February is Eating Disorder Awareness Month
At the age of fifteen, Amanda Rogers was asked her name. She had illegally snuck into a nightclub downtown, and the club owner was offering her a VIP pass and a potential hostess job. All he needed was her name. Anxious that he’d discover her real age and worried that her real name didn’t sound special enough, Rogers invented a name on the spot: Portia de Rossi. Portia, from The Merchant of Venice, and de Rossi from watching the credits of a movie.
The name stuck, and with it, an identity that Rogers would nearly kill herself to embody.
The identity was that of a celebrity, something de Rossi could never fathom that she was. In her eyes, models and actresses were beautiful, waif-thin and charming, and definitely not gay, which seemed to her the opposite of what she was: “a fat dyke” in her own words.
Portia de Rossi’s Unbearable Lightness tells “a story of loss and gain,” a story of one model and actress’ life-long battle with food, weight, and bodily occupation. de Rossi tells of her binge-purge dieting habits to her near-death experiences with anorexia and bulimia.
From a young age, de Rossi’s mother encouraged her to closet her love for women and suppress her appetites in order to succeed as a model and actress. De Rossi complied, never fathoming that her friends, family, and the public could accept her just as she was.
Mind you, de Rossi grew up in the 90s, that decade just freshly inspired by Madonna’s sexual revolution. Ellen DeGeneres and Rosie O'Donnell hadn’t yet publicly come out, and the term “gay” wasn’t a palatable topic of conversation amongst social circles, let alone in the media.
De Rossi recounts her story over 307-page memoir, which is narrated in the first person across a series of vignettes that illustrate poignant landmarks along the path towards sickness, including a trying first season as a sex symbol on the hit TV series Ally McBeal.
The memoir is divided into two parts organized around de Rossi’s sickness followed by an epilogue which hints at recovery. In part one, de Rossi recounts her early years as an aspiring model, laying out the groundwork on which an eating disorder breeds: She tells how she was always rewarded with food, and her whole life, she was either bingeing or purging, never able to comfortably occupy her body or normally incorporate food into her daily life.
As a young model, de Rossi learned to measure her self-worth in inches and pounds.
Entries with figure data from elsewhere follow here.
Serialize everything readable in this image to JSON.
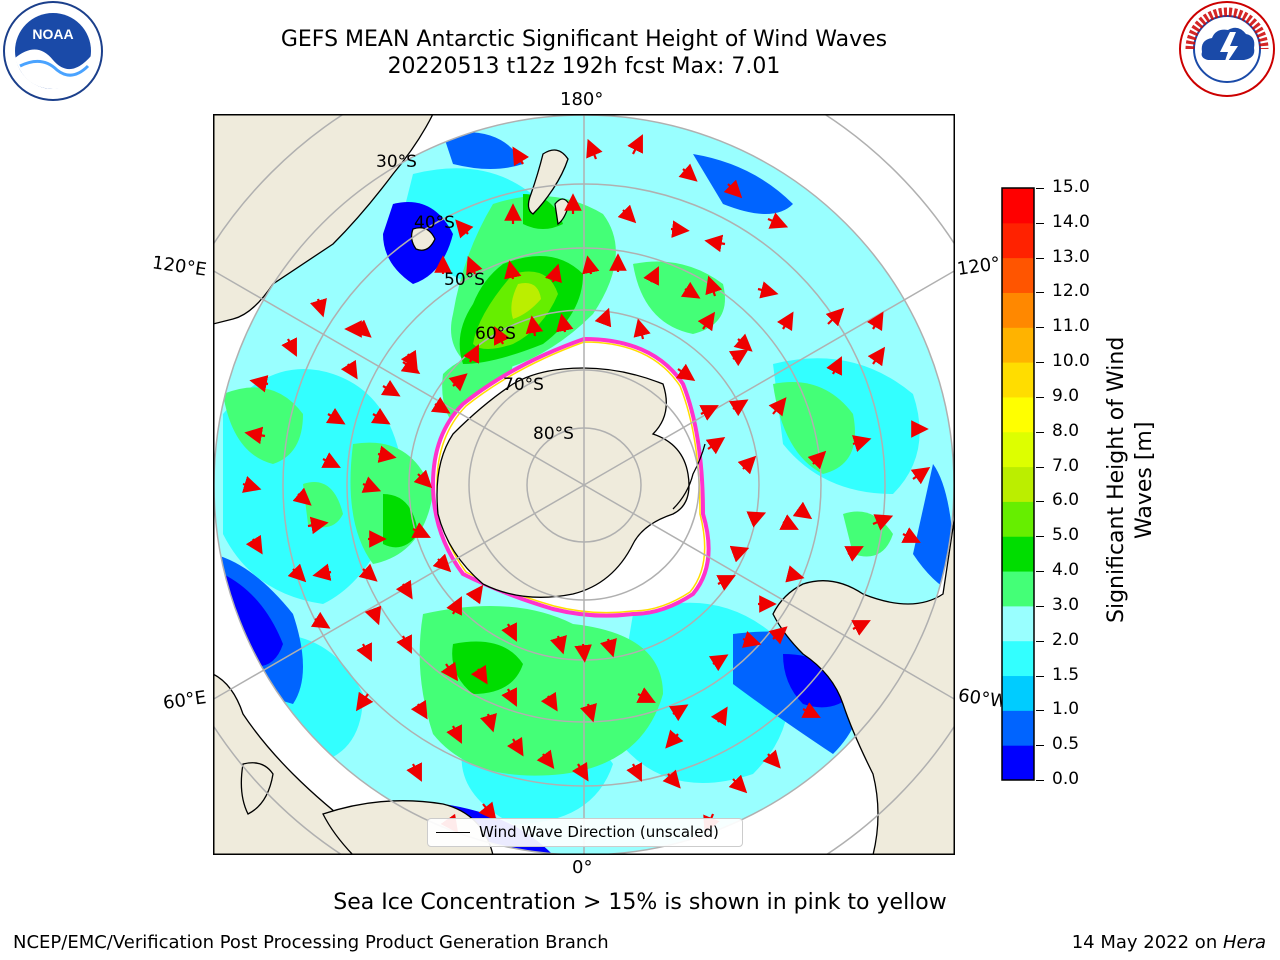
{
  "header": {
    "title_line1": "GEFS MEAN Antarctic Significant Height of Wind Waves",
    "title_line2": "20220513 t12z 192h fcst   Max: 7.01"
  },
  "logos": {
    "noaa": "NOAA",
    "nws_text": "NATIONAL WEATHER SERVICE"
  },
  "map": {
    "type": "south-polar-stereographic",
    "lon_labels": {
      "top": "180°",
      "bottom": "0°",
      "left_upper": "120°E",
      "left_lower": "60°E",
      "right_upper": "120°W",
      "right_lower": "60°W"
    },
    "lat_labels": [
      "30°S",
      "40°S",
      "50°S",
      "60°S",
      "70°S",
      "80°S"
    ],
    "legend": "Wind Wave Direction (unscaled)",
    "colors": {
      "land": "#efebdc",
      "sea_ice": "#ffffff",
      "ice_edge": "#ff33cc",
      "arrows": "#ee0000",
      "grid": "#b0b0b0"
    }
  },
  "colorbar": {
    "label": "Significant Height of Wind Waves [m]",
    "ticks": [
      "15.0",
      "14.0",
      "13.0",
      "12.0",
      "11.0",
      "10.0",
      "9.0",
      "8.0",
      "7.0",
      "6.0",
      "5.0",
      "4.0",
      "3.0",
      "2.0",
      "1.5",
      "1.0",
      "0.5",
      "0.0"
    ],
    "colors_bottom_to_top": [
      "#0000ff",
      "#0064ff",
      "#00ccff",
      "#33ffff",
      "#99ffff",
      "#44ff77",
      "#00dd00",
      "#66ee00",
      "#bbee00",
      "#ddff00",
      "#ffff00",
      "#ffdd00",
      "#ffb300",
      "#ff8800",
      "#ff5500",
      "#ff2200",
      "#ff0000"
    ]
  },
  "note": "Sea Ice Concentration > 15% is shown in pink to yellow",
  "footer": {
    "left": "NCEP/EMC/Verification Post Processing Product Generation Branch",
    "right_date": "14 May 2022 on ",
    "right_host": "Hera"
  }
}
When her fame accelerated, de Rossi’s concern for her public image intensified, as she became paranoid at the surveillance of the paparazzi.
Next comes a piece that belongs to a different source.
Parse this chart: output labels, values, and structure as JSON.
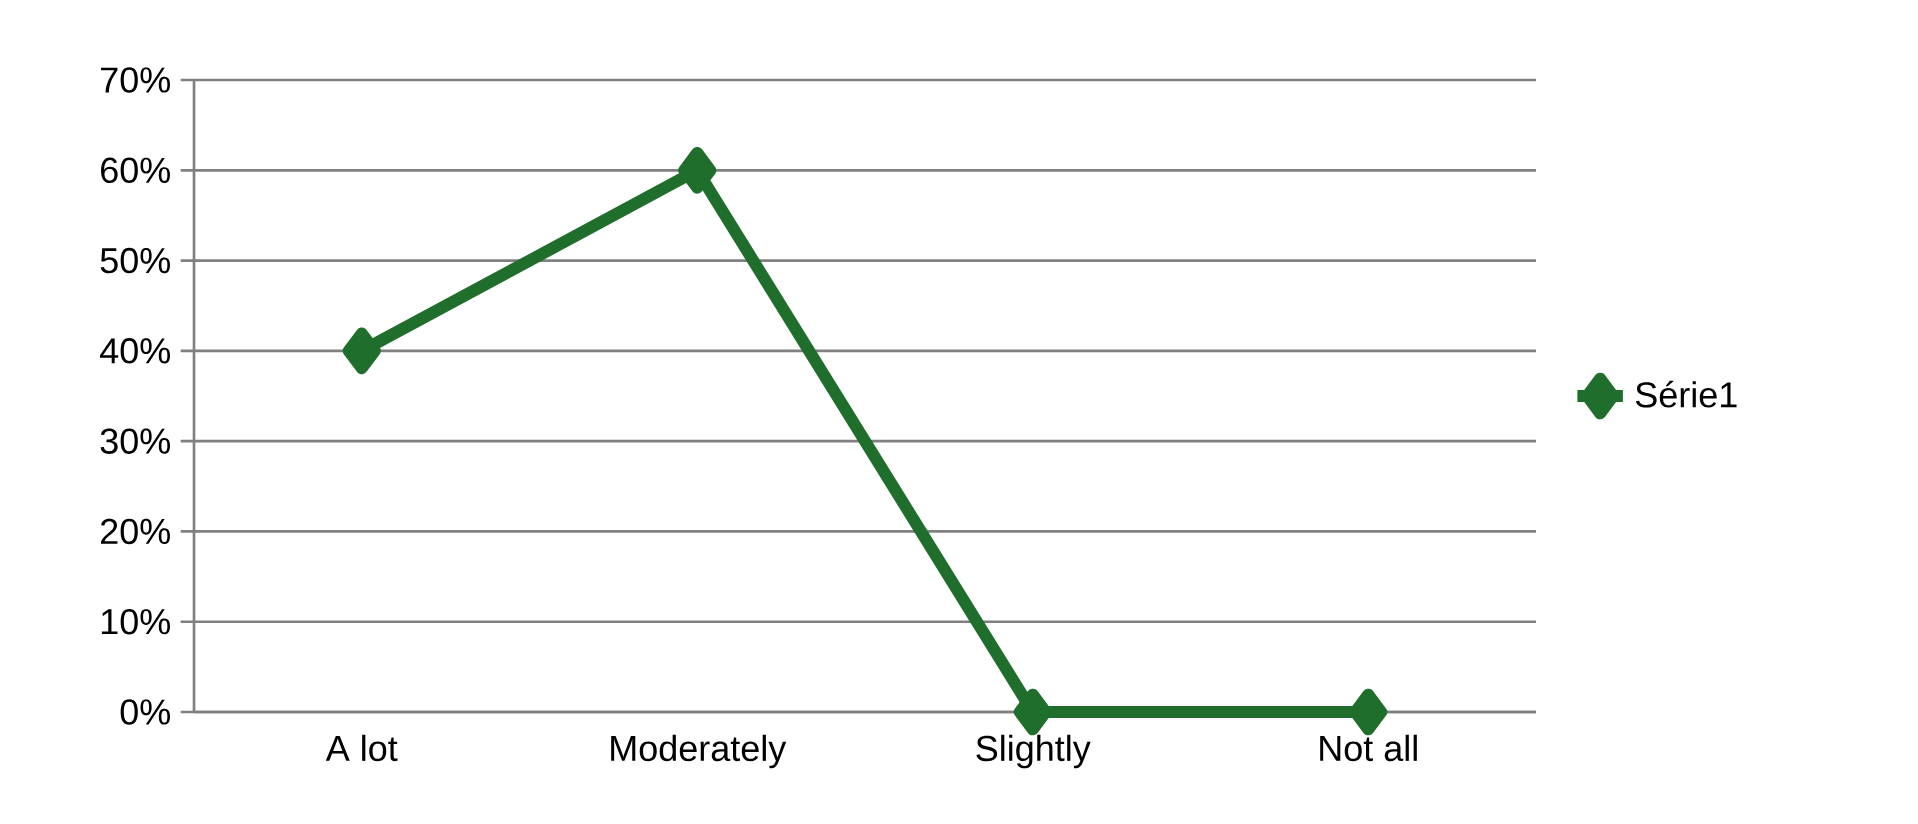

Part Two captures the worst of the worst, a less-than-ninety pound de Rossi going through all the stages of mental illness from denial to acceptance, to the first stages of recovery. At her worst stages, de Rossi tells of refusing food on fourteen-hour long flights, her compulsive exercise routines, and her obsession over calories and fat.
Amongst her heartbreakingly honest testament, de Rossi also includes four photographs in her memoir that capture her at her worst stages of the disease. These photos are strategically placed toward the end of the memoir, juxtaposed with de Rossi’s medical prognosis that she received after collapsing on set. Alongside images of a barely-there actress, the text reads “Your liver enzymes are extremely elevated which are at the level of cirrhosis,” and “You have an autoimmune disease called lupus.” The photos and the text evidence for the reader the disparity between the imagery and the reality of “beauty,” rhetorically summarizing the aim of the memoir.
What the memoir lacks in color and setting it makes up for in story, as de Rossi’s story alone is enough to sustain interest. The text shows evidence of a concern for form and metaphor, though it’s not a ground-breaking expose in the genre of anorexia memoirs. What is new about this text, however, is the way de Rossi demonstrates how issues of beauty and the body intersect with issues surrounding sexuality; the text highlights the extent to which an eating disorder masks much deeper, much suppressed sexual desire to love and live openly.
De Rossi’s memoir successfully narrates the story her body struggled to tell in it’s metamorphosis from Amanda Rogers to Portia de Rossi; it’s a story of survival, of deep-seated shame and of frustrated appetites.
A great read for all who seek to understand the relationship between food, eating, and power.